The character of Shaft had to change somewhat for this update, it is true. Shaft's habit of responding to women who tell him "I love you, Shaft" with the immortal comeback "I know" would not have flown in the twenty-first century. Still, that was no reason to strip Shaft of his cool altogether. Richard Roundtree's Shaft took an essentially laid-back attitude towards his job and life, confident that his cool would be enough to get the job done and stick it to the Man in style. Samuel L. Jackson's Shaft (Roundtree's nephew, in a nice touch), by contrast, gets through his days mainly by seething. (Jackson seethes better than any actor alive today, but it seems to be all he is doing in films lately; someone should give him a role in which he can act sometime soon.) Both Shafts wear turtlenecks, but New Shaft wears Armani; both Shafts deal confidently with criminals, but New Shaft pistol-whips them endlessly. Jackson's performance is a pleasure; his delivery of kick-ass lines is impeccable, his determination always impresses, and he exudes the sense of righteous moral authority you want to see in your renegade cop working outside the system. But Old Shaft, our black private dick, knew that in the end, he would play everyone the way he wanted to play them; New Shaft, an NYPD detective, isn't sure and doesn't like it. In other words, while New Shaft is a bad mother, he is most definitely not cool and collected.

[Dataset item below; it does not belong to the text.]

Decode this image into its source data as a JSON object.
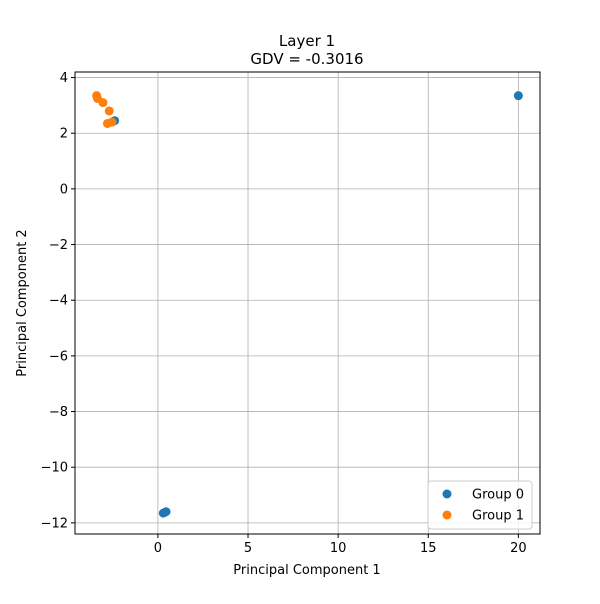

This plays into John Singleton's sort-of agenda, which is to show that black people don't get a fair shake in our American justice system. In showing this, though, Singleton treats the audience like a bunch of morons; he shows us a through-and-through bigot (Christian Bale, playing a rich, depraved racist killer, in a departure from "American Psycho," in which he played a rich, depraved misogynist killer) getting treatment from the courts which stretches anyone's boundaries of impropriety. As Bale proceeds through the movie, he gets several opportunities to demonstrate just how racist he is, making sure that he is just as evil as anyone could want. The simplicity of the dilemma presented here shows just how half-hearted Singleton's message is; he could have tried for something more complex and less pushbutton, but didn't. And the final ending twist that he presents is unexplained, disappointing and of dubious moral correctness, yet the film barely comments on it; Singleton is apparently so convinced of its rightness that he feels no need to communicate it to the film's audience.

During the time when Singleton could have been discussing a complex issue with the ingenuity and care it deserves, he instead presents a protracted series of car chases and gunfights (with comic relief from Busta Rhymes, who needs to rejoin Leaders of the New School and go back to rapping about detention and not having a car). John Singleton has many virtues as a director, but he does not know how to direct a car chase or a gunfight. The ones in this film are incomprehensible, overlong and boring. While the action scenes in "Shaft" from three decades ago seem antique to modern eyes, at least you knew where you were and what was happening at all times. Furthermore, action scenes did not dominate the running time of the original "Shaft" like they do the new "Shaft"; more time was spent establishing how much cooler Shaft was than his opponents. The new film would have done well to do likewise, and concentrate on having a few memorable gunfights instead of a massive clutch of them which will try any audience's patience.

Besides Jackson's awe-inspiring line readings (the moment when he asks the Hispanic gang leader "Do you think that makes me less dangerous or more dangerous?" is priceless), there's not much reason to see this film. And that is really sad. With the talent that went into this update, one might hope for something done with imagination and verve, something that could re-establish both Shaft's coolness and his relevance. Instead, we get a movie whose main message is this: whether Shaft is uptown or downtown, from now on, he'll always be from Hollywood.